Surtout dans un contexte plus tendu. L’enjeu de 2025 pour deux membres éminents du FrenchTech 120 interrogés récemment ? Survivre ! Ambiance…

Bon, ne jetons pas le bébé avec l’eau du bain malgré tout. Ce qui se joue ici, c’est moins la remise en cause du produit que son rééquilibrage dans une stratégie d’entreprise. “L’essence du métier, c’est de combler le fossé entre le business et la technologie”, résume Hugo Geissmann, le cofondateur du cabinet Thiga, dans cette publication sur Linkedin. On voyait le produit comme une fonction tech. Alors qu’il s’agit en réalité d’une fonction business.

🔮 Notre Best Guess : 

La notion de ROI dans le produit sera reine en 2025, avec des discussions autour de roadmaps mais également de business plan.

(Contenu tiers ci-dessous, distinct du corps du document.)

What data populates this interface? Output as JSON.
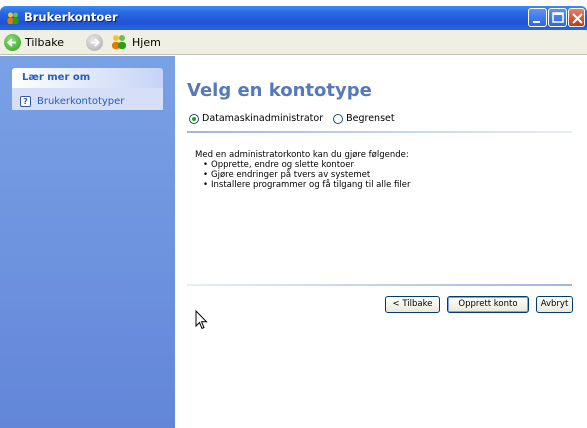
{
  "window": {
    "title": "Brukerkontoer"
  },
  "toolbar": {
    "back_label": "Tilbake",
    "home_label": "Hjem"
  },
  "sidebar": {
    "heading": "Lær mer om",
    "items": [
      {
        "label": "Brukerkontotyper",
        "icon": "help-icon"
      }
    ]
  },
  "main": {
    "title": "Velg en kontotype",
    "options": [
      {
        "label": "Datamaskinadministrator",
        "selected": true
      },
      {
        "label": "Begrenset",
        "selected": false
      }
    ],
    "description": "Med en administratorkonto kan du gjøre følgende:",
    "bullets": [
      "Opprette, endre og slette kontoer",
      "Gjøre endringer på tvers av systemet",
      "Installere programmer og få tilgang til alle filer"
    ],
    "buttons": {
      "back": "< Tilbake",
      "create": "Opprett konto",
      "cancel": "Avbryt"
    }
  },
  "colors": {
    "titlebar": "#2a66e0",
    "sidebar": "#6386d8",
    "heading": "#5579b9",
    "link": "#215dc6"
  }
}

Que cela soit pour les équipes produit, qui devront manier le vocable business et financier pour justifier le retour sur investissement potentiel de leurs actions (pour la boîte et/ou l’utilisateur).

Comme pour les parties prenantes qui devront revêtir le costume de co-investisseurs du produit, comme l’explique Fabrice des Mazery, ex CPO de TheFork, dans une conf’ à Munich cet automne, intitulé “Act Like an Owner, Challenge Like a VC”.